08.姉になりました
対面式から早くももう三年。十歳になった私はこの頃よく時間による変化を実感する。
例えば私の体。どうやらエルフは発育が早いようで、出るとこも出てきたし、大人っぽさが増して可愛い女の子から綺麗な女性にレベルアップした感じだ。

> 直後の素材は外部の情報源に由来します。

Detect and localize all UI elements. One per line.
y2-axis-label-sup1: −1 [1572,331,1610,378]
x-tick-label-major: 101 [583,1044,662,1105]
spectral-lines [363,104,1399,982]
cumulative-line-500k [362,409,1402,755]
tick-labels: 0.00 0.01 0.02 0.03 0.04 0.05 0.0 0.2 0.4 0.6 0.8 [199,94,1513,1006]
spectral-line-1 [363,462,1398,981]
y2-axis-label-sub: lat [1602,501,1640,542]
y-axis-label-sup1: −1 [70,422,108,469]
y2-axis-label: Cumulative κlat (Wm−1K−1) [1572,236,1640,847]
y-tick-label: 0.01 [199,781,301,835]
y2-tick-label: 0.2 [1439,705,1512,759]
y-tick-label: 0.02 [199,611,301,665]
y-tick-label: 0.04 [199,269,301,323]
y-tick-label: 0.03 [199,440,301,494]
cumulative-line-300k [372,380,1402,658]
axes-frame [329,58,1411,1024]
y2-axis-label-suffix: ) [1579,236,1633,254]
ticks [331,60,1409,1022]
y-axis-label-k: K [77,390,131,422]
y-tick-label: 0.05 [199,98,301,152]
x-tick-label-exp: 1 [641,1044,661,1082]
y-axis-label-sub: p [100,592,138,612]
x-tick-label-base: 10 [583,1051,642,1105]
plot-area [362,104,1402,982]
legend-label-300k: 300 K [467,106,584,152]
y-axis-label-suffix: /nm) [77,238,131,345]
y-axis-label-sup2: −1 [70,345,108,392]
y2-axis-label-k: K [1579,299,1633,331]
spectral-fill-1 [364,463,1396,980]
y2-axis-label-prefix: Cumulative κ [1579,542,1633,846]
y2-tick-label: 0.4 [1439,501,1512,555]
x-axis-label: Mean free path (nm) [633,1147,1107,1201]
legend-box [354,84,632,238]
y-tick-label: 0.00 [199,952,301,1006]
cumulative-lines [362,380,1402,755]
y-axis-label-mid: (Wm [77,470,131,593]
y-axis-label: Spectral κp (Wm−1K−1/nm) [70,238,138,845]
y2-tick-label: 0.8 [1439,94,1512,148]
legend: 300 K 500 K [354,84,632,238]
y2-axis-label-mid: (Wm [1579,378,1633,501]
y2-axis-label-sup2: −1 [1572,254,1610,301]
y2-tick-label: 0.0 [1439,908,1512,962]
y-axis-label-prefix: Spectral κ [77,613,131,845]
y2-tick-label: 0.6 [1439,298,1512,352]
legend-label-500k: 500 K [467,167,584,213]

魔法と武術の修練の方も順調で、ユリエールさんとの料理教室も今では参加者が増えてメイドさんたち全員と料理を楽しむようになった。そのお陰で日々の料理の味が格段に上がり、グランとミシェルにも認められたことでユリエールさんは正式に料理長になった。
挙げようと思ったらこの三年で変わったことは数え切れないほどあるけど、一番変わったことと言えば私に弟ができたことだろう。
弟の名前はシオン。二年ちょっと前に生まれたから今は二歳で、前世を合わせても初めての弟だ。そもそも前世では一人っ子だったから自分が姉になること自体が初体験で、弟という存在が可愛くて仕方がなかった。シオンは私と違って変わった力を持って産まれなかったので外出制限が掛けられることもなく、私は暇さえあればシオンを散歩へと連れ出した。他には作ったお菓子を食べさせたり、本を読んであげたりして可愛がった。
今思えば甘やかし過ぎたと反省している。ミシェルや他のメイドさんたちより一緒に遊んだと言っても過言ではないだろう。そんなシオンが姉好きになるのは至極当然のことだった。
「姉様、姉様~!!」
「ん?どうしたのシオン?」
「一緒に遊ぼ、姉様!!」
シオンは私が魔法の修練をしている時に、決まってやってくる。と言ってもまだ一人で歩けないのでいつも世話係のリリアーナさんに抱かれてやってくるんだけど、リリアーナさんは決まって疲れ切った顔でやってくる。
「すみませんリオン様…。シオン様がどうしてもと聞かなくて…」
「姉様、遊ぼ!!」
こうやってシオンは毎日のように私を遊びに誘いに来る。私としては誘いに来てくれるのは大変嬉しいことなんだけど、流石にこうしてリリアーナさんに迷惑を掛けていることを良しとすることは出来ない。
「はぁ……。シオン、私と前に約束したよね?リリアーナさんには迷惑かけないって」
「うん……」
私が怒っていることを察してか、シオンは途端に大人しくなる。シオンは本当に私の事が好きなので、私のこととなると途端に聞き分けがよくなる。
「約束を破る子は私嫌いだよ」
「っ!?ごめんなさい、姉様!!僕ちゃんと約束守るから…!!」
「謝る相手が違うでしょ?」
そう言って私はシオンにリリアーナさんの方を向かせる。
「リリアーナさん、ごめんなさい」
「いつもすみません、リリアーナさん。シオンが度々迷惑をかけて…」
「いえ、これが私の仕事ですから」
「もし聞き分けが悪かったら私の名前を使ってください」
「あら、それは効果的ですね」
そう言うと私とリリアーナさんは互いに笑みを漏らした。
「それじゃあ私は修練に戻ります。シオンのことお願いします」
「はい。承知しました」
「姉様バイバイ!!」
シオンは抱かれながら手を振ってリリアーナさんと屋敷の方へ去っていった。去っていく二人を見送り、姿が見えなくなったところで「よしっ!」と気合を入れ直し、私は修練を再開するのだった。